In May 1979, during the flyby of Jupiter, the Voyager 1 spacecraft photographed the inconspicuous rings of the largest planet for the first time, and in August 1989, its “twin brother” Voyager 2 discovered a thin ring system around Neptune. It became clear that such formations are really characteristic of giant planets, as it was foreseen back in 1960 by Professor of Kyiv University Sergey Vsekhsvyatsky. But then another question arose: why did Saturn’s rings turn out to be so bright and massive?
To find the answer, astronomers turned to computer modeling and even archaeological data. The results of the conducted research indicate that in the early stages of the evolution of the Solar System, rings existed on all major planets, including the Earth. At first, they consisted of remnants of protoplanetary material (“raw materials” for planet formation), then for some time they were replenished with matter ejected from planets into space during powerful meteorite impacts. But under the influence of the gravity of the Sun and the so-called tidal braking, these “protorings” gradually collapsed: they partially fell to the surface of the “parent” bodies, and partially dispersed in outer space. The powerful gravitational force of the gas giants allowed them to preserve a significant part of the matter of the rings, to which the particles formed during the meteorite bombardments of their moons were later “added” — that is why the ring systems lie in the plane of the planetary equators.
But there is another way of “ring formation”, which, apparently, took place in the case of Saturn. All moons of large planets are under the influence of tidal forces from the central body, so that the vast majority of them are constantly facing it with one side (like the Moon to the Earth). But at a sufficiently close distance, these forces become so powerful that they can simply tear a moon apart — especially if it consists of such “unreliable” material as ice. A similar possibility was calculated in the middle of the XIX century by the French astronomer Édouard Roche, therefore the maximum value of the “dangerous” radius of the orbit is now called the Roche limit. The body, from the fragments of which the Saturnian rings were formed, turned out to be not so big — its mass did not exceed 3 × 10¹⁹ kg, that is, it was more than 2.5 thousand times lighter than our Moon.
When did the “moon catastrophe” occur, which resulted in the appearance of Saturn’s famous rings? This question was answered by the Cassini spacecraft, which operated in orbit around the sixth planet from 2004 to 2017. It not only measured the mass of the brightest part of the ring system (now it is about 1.55 × 10¹⁹ kg — this corresponds to about half of the total mass of the glaciers of Antarctica), but also allowed to estimate the speed of its scattering.

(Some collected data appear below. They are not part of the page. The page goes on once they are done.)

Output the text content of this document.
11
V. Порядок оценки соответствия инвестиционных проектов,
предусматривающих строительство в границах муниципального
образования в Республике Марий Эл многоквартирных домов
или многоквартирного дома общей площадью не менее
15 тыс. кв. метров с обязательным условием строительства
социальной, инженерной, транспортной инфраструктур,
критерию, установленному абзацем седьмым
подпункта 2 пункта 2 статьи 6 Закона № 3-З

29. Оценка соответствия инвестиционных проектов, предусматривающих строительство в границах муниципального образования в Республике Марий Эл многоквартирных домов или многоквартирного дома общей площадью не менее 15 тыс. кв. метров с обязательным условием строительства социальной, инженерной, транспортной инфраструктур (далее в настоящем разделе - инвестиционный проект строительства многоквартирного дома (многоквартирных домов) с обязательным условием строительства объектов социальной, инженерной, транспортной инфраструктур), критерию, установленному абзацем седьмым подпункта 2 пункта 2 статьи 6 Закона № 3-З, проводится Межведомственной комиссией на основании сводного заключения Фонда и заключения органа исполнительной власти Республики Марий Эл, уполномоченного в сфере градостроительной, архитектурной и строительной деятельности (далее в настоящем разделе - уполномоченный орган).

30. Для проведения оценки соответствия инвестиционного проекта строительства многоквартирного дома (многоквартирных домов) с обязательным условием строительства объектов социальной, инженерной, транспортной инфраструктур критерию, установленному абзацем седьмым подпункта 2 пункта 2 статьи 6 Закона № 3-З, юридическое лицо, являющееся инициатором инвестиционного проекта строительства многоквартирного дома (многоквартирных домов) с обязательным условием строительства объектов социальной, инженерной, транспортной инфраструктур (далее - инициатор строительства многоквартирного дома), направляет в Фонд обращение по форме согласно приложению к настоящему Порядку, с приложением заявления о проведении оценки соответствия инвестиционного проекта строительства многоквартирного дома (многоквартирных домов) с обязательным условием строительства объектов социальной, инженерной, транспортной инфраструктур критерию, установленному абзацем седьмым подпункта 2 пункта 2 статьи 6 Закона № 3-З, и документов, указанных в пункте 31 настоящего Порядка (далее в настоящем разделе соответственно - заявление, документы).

Knowing this speed, scientists came to the conclusion that the fatal disintegration of the moon occurred a little more than 100 million years ago. And in another hundred or a hundred and a half million years, the Saturnian rings will fade so much that they will be almost invisible from Earth when observed with optical telescopes, although in the infrared range they will “shine” much longer.
Astronomers do not expect the collapse of any more moons of giant planets yet, but approximately in 30 million years such events will unfold in the vicinity of Mars. The radius of the orbit of its largest and closest moon, Phobos, decreases by 2 cm annually, which means that at some point it will also cross the critical boundary and be destroyed by tidal forces. Afterwards, the Red Planet will receive its own ring for several million years — although not as big and bright as the current rings of Saturn, but due to its relative proximity to the Earth and the Sun, it will not be much more difficult to see it.